Nunca tinha entrado em carro de polícia. Tem um cheiro estranho, cigarro misturado com suor, ou sangue, sei lá. O carro começou a rodar por ruas que eu não conhecia, e quando dei pela coisa estávamos pegando uma estrada. Ia perguntar que porra era aquilo, mas o Heitor me abraçou. Assim, fraterno. Falou com voz mansa:

- Quer saber? Eu acho que você devia colaborar com a Dona Tânia. Afinal ela cuidou de você durante seis anos, largou emprego...

- Largou emprego? Que emprego? Ela não trabalhava, era vida mansa...

- Toda separação traz obrigações por parte do homem, é ou não é?

- Mas quem foi embora foi ela, Heitor. Abandono de lar. É o que reza o Direito! Ele apertou o braço em torno do meu pescoço:

- Seja mais compreensivo, nem sempre o Direito está certo. E a razão, às vezes, percorre caminhos estranhos...

Chegou ainda mais perto, a barba quase colada ao meu rosto. Sua voz parecia vir do duodeno:

- Dona Tânia tirou o caso do advogado. Pediu que eu cuidasse do assunto pra ela. Eu aceitei. Não me leve a mal: ela está sozinha no mundo... Você entende? E você não me deve nada. É na faixa. Entende?

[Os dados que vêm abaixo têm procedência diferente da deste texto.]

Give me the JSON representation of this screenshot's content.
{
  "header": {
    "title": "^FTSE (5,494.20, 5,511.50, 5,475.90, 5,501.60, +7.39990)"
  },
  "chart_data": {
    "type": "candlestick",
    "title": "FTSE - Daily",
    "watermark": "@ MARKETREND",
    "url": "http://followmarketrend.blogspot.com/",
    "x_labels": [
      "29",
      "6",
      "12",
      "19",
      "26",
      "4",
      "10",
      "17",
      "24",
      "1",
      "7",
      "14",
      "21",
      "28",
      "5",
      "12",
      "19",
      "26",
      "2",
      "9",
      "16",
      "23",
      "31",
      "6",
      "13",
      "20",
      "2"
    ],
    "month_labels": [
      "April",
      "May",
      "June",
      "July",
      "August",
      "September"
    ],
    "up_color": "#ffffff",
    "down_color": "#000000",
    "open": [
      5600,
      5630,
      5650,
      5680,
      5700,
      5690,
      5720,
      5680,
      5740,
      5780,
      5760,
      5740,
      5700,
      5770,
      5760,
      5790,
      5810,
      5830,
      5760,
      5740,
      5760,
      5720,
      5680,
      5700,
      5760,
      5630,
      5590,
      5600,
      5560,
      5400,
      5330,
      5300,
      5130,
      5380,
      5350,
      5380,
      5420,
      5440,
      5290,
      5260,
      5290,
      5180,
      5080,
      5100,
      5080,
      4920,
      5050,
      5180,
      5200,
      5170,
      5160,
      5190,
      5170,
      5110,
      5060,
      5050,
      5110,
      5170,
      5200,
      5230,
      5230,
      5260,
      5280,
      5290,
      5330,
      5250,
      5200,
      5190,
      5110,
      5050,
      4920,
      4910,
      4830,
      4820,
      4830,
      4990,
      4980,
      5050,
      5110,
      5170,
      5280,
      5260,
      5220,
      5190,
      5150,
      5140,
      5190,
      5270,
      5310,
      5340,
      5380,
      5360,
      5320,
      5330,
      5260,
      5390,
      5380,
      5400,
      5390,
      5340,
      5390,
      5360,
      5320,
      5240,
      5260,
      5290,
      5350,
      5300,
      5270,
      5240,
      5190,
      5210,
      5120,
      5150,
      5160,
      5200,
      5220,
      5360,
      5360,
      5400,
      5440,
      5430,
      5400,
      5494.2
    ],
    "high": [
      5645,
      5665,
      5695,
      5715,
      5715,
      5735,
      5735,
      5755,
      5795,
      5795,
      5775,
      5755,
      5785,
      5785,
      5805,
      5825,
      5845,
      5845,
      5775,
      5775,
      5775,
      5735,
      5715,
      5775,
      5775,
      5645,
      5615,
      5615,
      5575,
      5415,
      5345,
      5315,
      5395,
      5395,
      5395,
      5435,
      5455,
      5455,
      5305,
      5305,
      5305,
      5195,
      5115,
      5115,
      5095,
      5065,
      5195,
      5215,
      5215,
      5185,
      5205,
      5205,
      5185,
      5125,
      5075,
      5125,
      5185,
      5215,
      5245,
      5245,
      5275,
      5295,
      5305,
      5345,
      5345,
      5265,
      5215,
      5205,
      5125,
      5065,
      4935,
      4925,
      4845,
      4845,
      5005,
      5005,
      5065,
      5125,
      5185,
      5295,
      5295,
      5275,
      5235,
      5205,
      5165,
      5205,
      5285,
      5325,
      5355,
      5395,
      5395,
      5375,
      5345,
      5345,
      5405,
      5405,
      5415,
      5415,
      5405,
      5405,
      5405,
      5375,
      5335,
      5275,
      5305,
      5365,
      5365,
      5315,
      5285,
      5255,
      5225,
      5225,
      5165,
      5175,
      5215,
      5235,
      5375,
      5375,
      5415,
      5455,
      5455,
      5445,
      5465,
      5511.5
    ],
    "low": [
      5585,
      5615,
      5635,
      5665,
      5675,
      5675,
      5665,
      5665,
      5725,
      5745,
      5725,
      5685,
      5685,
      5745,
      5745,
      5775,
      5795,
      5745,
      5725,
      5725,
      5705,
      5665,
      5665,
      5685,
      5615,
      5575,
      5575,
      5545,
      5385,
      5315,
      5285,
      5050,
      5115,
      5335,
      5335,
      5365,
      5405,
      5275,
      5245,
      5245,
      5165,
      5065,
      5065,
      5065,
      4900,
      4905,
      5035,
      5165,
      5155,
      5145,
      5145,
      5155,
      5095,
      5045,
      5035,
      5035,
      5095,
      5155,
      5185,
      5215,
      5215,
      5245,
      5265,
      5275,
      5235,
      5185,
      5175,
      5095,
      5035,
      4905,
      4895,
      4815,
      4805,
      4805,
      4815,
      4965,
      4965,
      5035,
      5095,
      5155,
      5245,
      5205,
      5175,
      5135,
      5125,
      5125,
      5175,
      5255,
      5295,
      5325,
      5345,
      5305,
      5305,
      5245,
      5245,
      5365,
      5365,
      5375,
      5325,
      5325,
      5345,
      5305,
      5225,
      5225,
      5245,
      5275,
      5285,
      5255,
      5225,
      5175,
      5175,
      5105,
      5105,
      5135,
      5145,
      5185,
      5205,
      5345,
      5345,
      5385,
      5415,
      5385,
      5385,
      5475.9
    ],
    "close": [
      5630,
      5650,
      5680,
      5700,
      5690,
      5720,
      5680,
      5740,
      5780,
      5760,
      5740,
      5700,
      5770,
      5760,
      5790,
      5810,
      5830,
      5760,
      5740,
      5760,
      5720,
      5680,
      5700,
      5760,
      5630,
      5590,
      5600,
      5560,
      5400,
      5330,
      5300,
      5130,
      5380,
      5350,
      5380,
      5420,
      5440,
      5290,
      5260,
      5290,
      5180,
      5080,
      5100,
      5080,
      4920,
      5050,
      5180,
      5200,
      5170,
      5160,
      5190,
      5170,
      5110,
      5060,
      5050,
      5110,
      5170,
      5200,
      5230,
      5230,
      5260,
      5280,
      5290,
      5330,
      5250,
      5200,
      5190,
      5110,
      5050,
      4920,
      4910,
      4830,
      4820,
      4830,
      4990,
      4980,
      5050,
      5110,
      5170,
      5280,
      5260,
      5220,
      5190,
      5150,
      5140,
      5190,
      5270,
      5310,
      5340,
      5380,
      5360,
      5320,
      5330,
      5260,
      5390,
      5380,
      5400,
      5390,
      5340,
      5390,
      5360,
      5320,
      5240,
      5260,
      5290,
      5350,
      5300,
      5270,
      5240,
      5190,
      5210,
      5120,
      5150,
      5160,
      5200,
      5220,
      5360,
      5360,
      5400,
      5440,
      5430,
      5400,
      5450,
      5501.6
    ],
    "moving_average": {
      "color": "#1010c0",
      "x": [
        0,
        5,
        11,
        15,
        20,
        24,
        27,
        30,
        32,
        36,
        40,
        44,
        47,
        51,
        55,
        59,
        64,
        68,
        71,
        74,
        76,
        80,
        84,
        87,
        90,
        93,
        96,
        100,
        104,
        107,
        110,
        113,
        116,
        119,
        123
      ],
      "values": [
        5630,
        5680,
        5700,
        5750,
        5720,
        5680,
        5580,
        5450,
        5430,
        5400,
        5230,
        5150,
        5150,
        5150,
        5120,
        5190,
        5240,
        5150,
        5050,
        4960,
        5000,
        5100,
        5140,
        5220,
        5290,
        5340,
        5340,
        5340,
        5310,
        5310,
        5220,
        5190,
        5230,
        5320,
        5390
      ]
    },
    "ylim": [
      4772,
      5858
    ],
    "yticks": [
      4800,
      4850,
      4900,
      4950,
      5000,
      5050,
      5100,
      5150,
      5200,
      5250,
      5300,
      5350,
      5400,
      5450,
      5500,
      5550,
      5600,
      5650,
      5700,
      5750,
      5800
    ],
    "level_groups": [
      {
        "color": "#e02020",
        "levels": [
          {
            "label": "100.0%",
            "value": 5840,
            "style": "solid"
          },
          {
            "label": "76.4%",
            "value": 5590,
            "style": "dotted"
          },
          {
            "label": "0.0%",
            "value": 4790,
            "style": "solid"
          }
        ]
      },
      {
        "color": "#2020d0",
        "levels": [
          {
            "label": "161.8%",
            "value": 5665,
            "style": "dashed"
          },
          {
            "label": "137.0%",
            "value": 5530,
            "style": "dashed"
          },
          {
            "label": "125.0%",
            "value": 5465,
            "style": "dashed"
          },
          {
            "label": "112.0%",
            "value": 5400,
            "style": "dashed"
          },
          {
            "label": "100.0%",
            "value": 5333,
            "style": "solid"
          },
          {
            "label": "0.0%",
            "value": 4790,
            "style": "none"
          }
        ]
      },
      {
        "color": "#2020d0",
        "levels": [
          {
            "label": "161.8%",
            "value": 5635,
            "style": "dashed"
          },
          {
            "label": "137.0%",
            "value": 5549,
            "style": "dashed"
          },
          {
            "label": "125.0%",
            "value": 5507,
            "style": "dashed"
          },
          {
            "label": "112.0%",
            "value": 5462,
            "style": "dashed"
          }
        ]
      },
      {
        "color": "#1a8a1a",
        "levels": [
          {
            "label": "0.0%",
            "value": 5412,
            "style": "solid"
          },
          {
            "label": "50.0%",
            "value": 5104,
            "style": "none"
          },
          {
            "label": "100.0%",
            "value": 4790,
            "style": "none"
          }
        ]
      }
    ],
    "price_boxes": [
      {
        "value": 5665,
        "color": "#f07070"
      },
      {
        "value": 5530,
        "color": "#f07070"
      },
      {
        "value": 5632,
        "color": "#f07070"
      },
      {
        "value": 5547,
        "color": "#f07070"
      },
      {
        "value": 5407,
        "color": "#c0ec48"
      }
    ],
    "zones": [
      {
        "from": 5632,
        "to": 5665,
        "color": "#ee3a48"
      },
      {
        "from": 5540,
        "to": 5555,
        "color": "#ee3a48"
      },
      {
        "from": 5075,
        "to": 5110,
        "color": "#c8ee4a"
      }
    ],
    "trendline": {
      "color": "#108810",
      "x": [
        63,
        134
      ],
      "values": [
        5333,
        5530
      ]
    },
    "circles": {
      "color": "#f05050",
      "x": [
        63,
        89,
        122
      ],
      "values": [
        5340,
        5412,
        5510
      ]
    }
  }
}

Senti um cheiro conhecido, agridoce, um cheiro róseo, um pouco excitante, um cheiro de ... Tânia! Uns perdigotos borrifaram meu rosto. Meu braço roçou seu último argumento, acho que calibre 45.

Quê que eu podia fazer? Entendi, mas com uma ressalva, para não parecer pusilânime: uma caturrita ficou pra mim.